STF impõe prazo para regulamentação da participação de trabalhadores na gestão das empresas
O Supremo Tribunal Federal (STF) determinou que o Congresso Nacional regulamente, no prazo de 24 meses, o direito dos trabalhadores urbanos e rurais à participação na gestão das empresas. A decisão, tomada por unanimidade em sessão virtual encerrada no dia 14 de fevereiro, reconhece uma omissão legislativa que se arrasta desde a promulgação da Constituição de 1988.
O julgamento ocorreu no âmbito da Ação Direta de Inconstitucionalidade por Omissão (ADO) 85, proposta pela Procuradoria-Geral da República (PGR). O relator, ministro Gilmar Mendes, argumentou que o Legislativo extrapolou o tempo razoável para regulamentar o inciso XI do artigo 7º da Constituição, que prevê a participação dos trabalhadores nos lucros ou resultados e, excepcionalmente, na gestão das empresas.
Desdobramentos e desafios da regulamentação
A decisão do STF cria um cenário de debate sobre como equilibrar os interesses dos trabalhadores e das empresas. A inclusão de empregados nos processos de gestão pode fortalecer a governança corporativa e melhorar o ambiente de trabalho, mas também gera desafios jurídicos e administrativos.
Especialistas alertam que a regulamentação precisa considerar os impactos práticos da participação dos trabalhadores na gestão, garantindo segurança jurídica tanto para empregados quanto para empregadores. “A legislação precisará definir com clareza os limites dessa participação e as responsabilidades decorrentes, para evitar que empresas sejam prejudicadas por decisões que não controlam integralmente”, aponta Cristina Buchignani, sócia trabalhista e sindical do Costa Tavares Paes Advogados.
A participação dos trabalhadores na gestão pode incluir conselhos consultivos, assentos em conselhos administrativos ou outras formas de envolvimento em processos decisórios. No entanto, essa inclusão pode gerar conflitos de interesse e desafios na implementação prática, como aponta Rafaela Sionek, sócia trabalhista do BBL Advogados. “É um avanço que pode trazer benefícios para a cultura organizacional, mas é fundamental que a regulamentação contemple mecanismos para evitar impasses na tomada de decisões e litígios trabalhistas”, explica.
Experiências internacionais e impactos no Brasil
Modelos de participação dos trabalhadores na gestão existem em diversos países, como Alemanha e França, onde empregados podem ter assentos em conselhos administrativos de grandes empresas.

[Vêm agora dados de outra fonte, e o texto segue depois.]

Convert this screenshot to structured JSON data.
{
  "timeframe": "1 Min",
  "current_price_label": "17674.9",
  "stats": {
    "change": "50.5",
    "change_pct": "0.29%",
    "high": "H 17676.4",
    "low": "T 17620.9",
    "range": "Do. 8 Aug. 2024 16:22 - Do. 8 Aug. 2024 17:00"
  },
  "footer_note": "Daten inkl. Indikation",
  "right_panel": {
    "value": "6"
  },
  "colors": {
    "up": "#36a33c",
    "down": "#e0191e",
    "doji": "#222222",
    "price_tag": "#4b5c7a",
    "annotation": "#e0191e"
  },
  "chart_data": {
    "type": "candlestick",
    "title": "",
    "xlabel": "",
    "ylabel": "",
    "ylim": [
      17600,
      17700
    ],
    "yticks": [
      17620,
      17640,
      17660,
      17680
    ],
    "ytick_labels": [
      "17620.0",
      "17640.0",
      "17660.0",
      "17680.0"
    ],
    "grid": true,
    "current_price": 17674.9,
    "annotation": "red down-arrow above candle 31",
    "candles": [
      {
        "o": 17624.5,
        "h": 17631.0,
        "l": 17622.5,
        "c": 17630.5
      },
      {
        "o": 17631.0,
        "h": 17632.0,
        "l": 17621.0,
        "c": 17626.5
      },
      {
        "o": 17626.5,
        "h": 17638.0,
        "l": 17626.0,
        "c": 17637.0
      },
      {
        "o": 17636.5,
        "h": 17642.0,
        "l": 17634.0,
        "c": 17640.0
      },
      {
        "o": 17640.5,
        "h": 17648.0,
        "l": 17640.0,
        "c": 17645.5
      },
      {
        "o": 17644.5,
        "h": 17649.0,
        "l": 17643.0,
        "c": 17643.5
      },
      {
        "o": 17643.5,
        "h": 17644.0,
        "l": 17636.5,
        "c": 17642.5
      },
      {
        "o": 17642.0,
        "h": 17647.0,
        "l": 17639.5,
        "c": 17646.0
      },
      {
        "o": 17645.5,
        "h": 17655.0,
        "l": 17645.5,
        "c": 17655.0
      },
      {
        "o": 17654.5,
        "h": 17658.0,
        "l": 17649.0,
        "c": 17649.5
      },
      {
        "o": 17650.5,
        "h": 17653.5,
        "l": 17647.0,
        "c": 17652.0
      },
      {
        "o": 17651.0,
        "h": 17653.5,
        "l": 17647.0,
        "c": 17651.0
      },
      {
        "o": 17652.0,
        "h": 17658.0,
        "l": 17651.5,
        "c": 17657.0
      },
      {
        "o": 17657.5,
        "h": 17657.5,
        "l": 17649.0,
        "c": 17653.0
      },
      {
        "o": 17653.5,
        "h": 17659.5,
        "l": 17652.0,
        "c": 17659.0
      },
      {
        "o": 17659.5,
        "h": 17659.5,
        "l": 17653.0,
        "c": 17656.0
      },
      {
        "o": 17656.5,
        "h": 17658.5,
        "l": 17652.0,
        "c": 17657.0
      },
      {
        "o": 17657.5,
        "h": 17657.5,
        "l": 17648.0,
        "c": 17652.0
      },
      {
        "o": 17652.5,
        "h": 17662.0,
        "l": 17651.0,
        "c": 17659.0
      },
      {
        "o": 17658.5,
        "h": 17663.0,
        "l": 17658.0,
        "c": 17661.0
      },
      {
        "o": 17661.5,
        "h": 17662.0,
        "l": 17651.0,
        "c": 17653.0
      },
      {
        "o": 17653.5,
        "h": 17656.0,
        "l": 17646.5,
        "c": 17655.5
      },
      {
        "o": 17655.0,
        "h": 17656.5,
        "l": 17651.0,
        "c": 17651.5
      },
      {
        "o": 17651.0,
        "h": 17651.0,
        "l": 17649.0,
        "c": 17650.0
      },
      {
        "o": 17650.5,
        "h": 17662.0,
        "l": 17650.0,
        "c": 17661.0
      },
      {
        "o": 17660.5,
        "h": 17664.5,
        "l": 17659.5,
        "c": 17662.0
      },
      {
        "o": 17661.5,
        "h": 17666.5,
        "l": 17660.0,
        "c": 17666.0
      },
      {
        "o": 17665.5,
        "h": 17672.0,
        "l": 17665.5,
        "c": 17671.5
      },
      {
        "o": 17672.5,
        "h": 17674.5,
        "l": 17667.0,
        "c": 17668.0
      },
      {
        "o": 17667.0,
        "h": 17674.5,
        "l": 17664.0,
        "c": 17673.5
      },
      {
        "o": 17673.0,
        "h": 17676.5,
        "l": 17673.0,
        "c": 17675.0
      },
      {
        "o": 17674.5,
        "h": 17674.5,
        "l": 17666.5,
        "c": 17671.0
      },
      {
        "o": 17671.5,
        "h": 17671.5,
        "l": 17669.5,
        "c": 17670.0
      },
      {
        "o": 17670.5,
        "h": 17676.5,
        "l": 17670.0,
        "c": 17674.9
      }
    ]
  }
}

Essas experiências demonstram que a inclusão pode melhorar a comunicação interna e reduzir conflitos, mas também exige regulamentações bem definidas para evitar impactos negativos.
No Brasil, a legislação atual já prevê a participação dos trabalhadores nos lucros e resultados das empresas, regulamentada pela Lei nº 10.101/2000. No entanto, a ausência de regras para a gestão participativa tem gerado incertezas sobre como essa prática pode ser implementada de maneira eficaz.
A decisão do STF impõe ao Congresso o desafio de criar uma legislação que equilibre interesses, sem prejudicar a autonomia das empresas. Para isso, a nova norma precisará definir como se dará a participação dos trabalhadores, quais setores serão abrangidos e quais serão os critérios para a tomada de decisões conjuntas.
Próximos passos e impactos no mercado
Com o prazo de dois anos estabelecido pelo STF, o Congresso terá que discutir e aprovar um projeto de lei que regulamente o tema. O debate deve envolver representantes do setor empresarial, sindicatos e especialistas em direito do trabalho, já que a decisão pode impactar o mercado de trabalho e o ambiente corporativo no país.
A regulamentação pode representar um avanço na modernização das relações trabalhistas, mas a sua eficácia dependerá da clareza e viabilidade das regras estabelecidas. Caso o Congresso não cumpra o prazo determinado pelo STF, há a possibilidade de novas ações judiciais para pressionar a regulamentação.
O tema já desperta posicionamentos divergentes entre empresas e trabalhadores. De um lado, há a defesa de que a inclusão na gestão pode melhorar o engajamento e a produtividade; de outro, há receios de que um modelo mal estruturado aumente a burocracia e os riscos jurídicos.
A decisão do STF reforça a necessidade de um debate qualificado sobre a gestão participativa e seus impactos para as empresas e seus funcionários. Enquanto o Legislativo discute a regulamentação, especialistas apontam que o tema deve ganhar relevância nas relações de trabalho nos próximos anos.